Talat Turhan / Sırrı Öztürk
Talat Turhan
Sırrı Öztürk
Toplumun her kesiminde olduğu gibi, ordu içinde de iç ve dış gerici güçlerin oyunlarına karşı duyarlı ve nitelikli insanlarımız her koşulda eksik değildi. Aralarında emperyalizmin gündemini ayrıntılı bilen ve bu yolda mücadele ederek eser veren yurtsever ordu mensupları daima var olagelmiştir. Ciddi bir partinin yapması gereken bu türden yayınları ilerici ve yurtsever subaylarımız kendi başlarına yapmıştır. Onların kitleleri donanımsız kılan gerici politikalar karşısındaki bu yayın faaliyetini desteklemek gerekiyor. Talat Turhan adı, ilerici ve yurtsever subaylar arasında önde geliyordu.
27 Mayıs Harekâtı’nın örgütleyicilerinden adını duyduğumuz Kurmay Yarbay Talat Turhan, 12 Mart darbesinden sonra, ‘Bomba Davası’ adıyla anılan bir dava nedeniyle Selimiye Cezaevi’ne getirilmişti.
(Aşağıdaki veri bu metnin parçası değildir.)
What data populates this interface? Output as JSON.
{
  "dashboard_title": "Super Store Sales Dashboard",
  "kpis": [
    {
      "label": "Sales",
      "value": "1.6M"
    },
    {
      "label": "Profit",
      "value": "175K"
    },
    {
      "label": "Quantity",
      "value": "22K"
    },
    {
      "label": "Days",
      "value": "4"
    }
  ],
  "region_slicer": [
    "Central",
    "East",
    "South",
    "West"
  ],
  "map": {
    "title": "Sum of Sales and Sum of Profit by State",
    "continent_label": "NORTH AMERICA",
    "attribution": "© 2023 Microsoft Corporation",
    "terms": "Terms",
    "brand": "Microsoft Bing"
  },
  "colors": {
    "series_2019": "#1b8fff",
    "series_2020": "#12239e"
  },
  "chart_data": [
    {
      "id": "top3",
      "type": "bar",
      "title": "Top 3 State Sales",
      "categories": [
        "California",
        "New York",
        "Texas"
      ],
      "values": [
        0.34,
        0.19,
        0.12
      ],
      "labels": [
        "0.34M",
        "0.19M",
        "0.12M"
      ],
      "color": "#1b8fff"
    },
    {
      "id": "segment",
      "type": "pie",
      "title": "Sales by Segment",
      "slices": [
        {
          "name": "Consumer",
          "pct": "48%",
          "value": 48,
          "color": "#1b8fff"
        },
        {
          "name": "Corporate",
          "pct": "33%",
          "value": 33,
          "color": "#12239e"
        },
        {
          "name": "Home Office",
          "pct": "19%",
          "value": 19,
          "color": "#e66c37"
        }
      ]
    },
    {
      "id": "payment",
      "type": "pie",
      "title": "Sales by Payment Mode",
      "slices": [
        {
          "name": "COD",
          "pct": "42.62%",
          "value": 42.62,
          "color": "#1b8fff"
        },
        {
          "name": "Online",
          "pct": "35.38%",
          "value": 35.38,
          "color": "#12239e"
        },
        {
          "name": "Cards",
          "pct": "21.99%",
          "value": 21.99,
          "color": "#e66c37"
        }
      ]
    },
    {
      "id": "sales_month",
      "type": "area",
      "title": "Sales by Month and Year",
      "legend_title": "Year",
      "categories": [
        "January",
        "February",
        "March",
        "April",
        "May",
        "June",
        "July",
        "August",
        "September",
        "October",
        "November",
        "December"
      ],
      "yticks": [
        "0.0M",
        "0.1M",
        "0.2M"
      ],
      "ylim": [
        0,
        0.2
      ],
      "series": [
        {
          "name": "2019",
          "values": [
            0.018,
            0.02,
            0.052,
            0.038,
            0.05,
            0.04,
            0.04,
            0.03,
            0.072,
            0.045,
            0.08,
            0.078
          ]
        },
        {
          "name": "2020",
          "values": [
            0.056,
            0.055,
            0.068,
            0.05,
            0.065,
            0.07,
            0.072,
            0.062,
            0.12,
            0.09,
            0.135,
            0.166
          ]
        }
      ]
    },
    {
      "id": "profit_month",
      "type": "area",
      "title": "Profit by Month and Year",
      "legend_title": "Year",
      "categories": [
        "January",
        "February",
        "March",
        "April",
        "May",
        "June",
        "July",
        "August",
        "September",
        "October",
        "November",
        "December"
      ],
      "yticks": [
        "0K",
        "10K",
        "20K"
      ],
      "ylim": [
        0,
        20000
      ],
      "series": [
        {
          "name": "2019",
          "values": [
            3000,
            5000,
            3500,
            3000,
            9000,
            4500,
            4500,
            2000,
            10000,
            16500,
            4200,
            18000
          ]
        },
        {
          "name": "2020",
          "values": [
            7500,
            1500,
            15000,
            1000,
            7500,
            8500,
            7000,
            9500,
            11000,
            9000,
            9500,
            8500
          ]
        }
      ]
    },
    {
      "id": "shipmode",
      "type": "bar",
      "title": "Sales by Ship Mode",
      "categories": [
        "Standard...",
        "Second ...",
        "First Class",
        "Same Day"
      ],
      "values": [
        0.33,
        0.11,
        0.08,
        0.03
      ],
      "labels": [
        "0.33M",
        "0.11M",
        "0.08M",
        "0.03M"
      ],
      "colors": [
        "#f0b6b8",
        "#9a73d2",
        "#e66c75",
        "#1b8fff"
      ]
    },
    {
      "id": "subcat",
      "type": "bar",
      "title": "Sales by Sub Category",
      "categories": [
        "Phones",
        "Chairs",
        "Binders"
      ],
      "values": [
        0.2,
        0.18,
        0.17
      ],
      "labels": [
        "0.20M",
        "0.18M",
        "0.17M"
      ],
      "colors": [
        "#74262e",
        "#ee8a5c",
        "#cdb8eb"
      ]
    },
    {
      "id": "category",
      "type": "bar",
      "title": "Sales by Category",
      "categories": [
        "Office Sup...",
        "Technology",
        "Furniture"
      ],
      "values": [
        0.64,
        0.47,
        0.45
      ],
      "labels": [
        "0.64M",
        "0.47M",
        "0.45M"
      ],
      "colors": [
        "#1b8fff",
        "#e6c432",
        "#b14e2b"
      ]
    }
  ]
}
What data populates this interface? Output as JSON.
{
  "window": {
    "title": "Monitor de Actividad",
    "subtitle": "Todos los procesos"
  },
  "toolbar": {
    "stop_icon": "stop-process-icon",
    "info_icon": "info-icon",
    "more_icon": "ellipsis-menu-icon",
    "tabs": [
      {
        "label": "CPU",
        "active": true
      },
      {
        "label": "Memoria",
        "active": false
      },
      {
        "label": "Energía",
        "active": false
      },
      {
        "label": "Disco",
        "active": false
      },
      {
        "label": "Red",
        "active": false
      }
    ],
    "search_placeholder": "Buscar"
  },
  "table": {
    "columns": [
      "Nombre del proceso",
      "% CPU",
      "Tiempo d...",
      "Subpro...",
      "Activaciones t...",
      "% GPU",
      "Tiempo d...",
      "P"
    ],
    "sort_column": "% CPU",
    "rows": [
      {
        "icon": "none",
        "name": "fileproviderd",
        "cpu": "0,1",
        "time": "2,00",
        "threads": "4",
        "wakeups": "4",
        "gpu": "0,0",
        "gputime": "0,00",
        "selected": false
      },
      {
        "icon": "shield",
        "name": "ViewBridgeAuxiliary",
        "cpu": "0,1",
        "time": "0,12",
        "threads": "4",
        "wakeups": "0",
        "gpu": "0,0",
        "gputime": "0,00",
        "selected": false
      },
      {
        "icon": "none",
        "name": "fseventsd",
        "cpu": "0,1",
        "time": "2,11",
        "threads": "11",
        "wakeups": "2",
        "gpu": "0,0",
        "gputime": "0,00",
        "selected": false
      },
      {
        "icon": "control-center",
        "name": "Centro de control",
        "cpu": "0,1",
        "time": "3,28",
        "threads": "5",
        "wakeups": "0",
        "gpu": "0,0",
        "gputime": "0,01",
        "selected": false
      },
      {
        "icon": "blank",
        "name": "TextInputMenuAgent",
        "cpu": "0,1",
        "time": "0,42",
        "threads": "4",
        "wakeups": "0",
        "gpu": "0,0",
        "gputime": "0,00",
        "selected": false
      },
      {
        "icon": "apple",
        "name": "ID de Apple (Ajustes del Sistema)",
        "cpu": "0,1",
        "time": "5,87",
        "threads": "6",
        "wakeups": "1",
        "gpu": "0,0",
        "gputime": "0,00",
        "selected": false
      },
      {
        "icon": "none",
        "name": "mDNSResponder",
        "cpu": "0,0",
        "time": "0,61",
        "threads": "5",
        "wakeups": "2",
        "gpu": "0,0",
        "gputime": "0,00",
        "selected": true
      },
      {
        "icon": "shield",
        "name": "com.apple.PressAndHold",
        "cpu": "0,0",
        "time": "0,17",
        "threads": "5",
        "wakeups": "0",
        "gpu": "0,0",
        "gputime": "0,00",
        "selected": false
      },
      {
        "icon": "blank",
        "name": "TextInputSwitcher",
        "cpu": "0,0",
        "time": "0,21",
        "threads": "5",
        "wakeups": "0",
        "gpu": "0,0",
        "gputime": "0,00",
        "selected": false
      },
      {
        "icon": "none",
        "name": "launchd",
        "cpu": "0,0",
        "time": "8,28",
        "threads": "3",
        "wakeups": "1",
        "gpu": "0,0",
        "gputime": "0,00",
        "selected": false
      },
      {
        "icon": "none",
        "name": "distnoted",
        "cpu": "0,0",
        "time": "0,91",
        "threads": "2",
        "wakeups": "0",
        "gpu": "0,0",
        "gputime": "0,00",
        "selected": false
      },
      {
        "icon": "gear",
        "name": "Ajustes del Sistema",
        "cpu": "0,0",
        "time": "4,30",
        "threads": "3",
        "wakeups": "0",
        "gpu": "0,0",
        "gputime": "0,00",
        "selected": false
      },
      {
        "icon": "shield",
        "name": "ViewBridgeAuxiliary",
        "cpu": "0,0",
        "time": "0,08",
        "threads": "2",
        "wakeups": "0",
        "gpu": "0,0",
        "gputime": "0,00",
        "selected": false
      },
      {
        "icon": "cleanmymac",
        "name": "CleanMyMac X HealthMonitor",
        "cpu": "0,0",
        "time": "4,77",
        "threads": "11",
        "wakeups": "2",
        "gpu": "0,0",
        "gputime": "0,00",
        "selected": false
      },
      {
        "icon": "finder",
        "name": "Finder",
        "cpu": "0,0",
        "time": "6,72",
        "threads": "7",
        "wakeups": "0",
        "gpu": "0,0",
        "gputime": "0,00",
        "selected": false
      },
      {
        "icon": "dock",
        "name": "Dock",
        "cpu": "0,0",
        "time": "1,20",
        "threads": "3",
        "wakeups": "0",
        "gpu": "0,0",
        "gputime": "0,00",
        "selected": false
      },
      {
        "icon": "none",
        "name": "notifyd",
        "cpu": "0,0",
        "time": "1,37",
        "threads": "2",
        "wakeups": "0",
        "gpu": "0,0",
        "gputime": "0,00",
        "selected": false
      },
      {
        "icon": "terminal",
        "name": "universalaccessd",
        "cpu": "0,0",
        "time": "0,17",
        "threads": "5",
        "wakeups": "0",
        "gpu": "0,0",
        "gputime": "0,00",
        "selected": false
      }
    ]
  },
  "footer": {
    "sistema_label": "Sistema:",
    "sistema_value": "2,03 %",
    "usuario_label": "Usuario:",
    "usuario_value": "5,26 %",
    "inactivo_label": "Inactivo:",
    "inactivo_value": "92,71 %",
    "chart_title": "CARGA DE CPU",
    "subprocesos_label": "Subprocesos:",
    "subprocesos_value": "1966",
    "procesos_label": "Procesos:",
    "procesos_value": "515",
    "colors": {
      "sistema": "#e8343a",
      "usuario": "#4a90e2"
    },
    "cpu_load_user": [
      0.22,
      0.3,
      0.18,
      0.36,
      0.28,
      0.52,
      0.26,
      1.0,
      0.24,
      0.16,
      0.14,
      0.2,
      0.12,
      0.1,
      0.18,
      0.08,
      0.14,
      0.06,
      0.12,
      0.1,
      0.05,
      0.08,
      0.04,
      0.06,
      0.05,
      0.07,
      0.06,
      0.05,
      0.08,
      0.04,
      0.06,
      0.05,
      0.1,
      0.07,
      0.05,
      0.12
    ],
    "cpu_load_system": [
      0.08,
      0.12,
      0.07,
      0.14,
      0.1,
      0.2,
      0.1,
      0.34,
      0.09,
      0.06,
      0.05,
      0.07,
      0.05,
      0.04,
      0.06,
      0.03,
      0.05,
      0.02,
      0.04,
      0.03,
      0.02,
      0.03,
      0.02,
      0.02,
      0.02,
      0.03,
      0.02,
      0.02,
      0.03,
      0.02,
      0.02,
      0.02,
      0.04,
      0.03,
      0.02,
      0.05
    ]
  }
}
Bu operasyon, ABD emperyalizmi ve yerli ortaklarının niyetleri uzantısında, 1. Ordu Komutanı Org. Faik Türün tarafından 30 Ağustos 1972’de, ordu içindeki ihtilalci unsurların tasfiyesi operasyonunu amaçlayan bir senaryoydu. Org. Memduh Tağmaç ile Org. Muhsin Batur’a bağlı cuntasal savaşın Kontr-Gerilla’ya kadar uzanan ibretlerle dolu bir senaryosu…
Talat Turhan’ı, 27 Mayısçıların anılarından, Dr. Hikmet Kıvılcımlı’nın bu konuda yazdığı polemiklerden ve öteki bilgi kaynaklarımızdan tanıyorduk. Bütün ihtilalciler gibi, Talat Turhan da kendine özgü değerlendirmelerle ülkemizin siyasal- ekonomik durumunu yorumlamaktaydı. Büyük bir yurtseverlik düşüncesiyle haksızlık, adaletsizlik ve eşitsizliklere karşı isyan ediyordu.
Ülkedeki baskı ve sömürünün tek yaratıcısı olan uluslararası tekelci sermayenin kullandığı gizli cinayet şebekelerinden en tehlikelisi olan “Kontrgerilla”nın açığa vurulması mücadelesinde Talat Turhan en öndeydi.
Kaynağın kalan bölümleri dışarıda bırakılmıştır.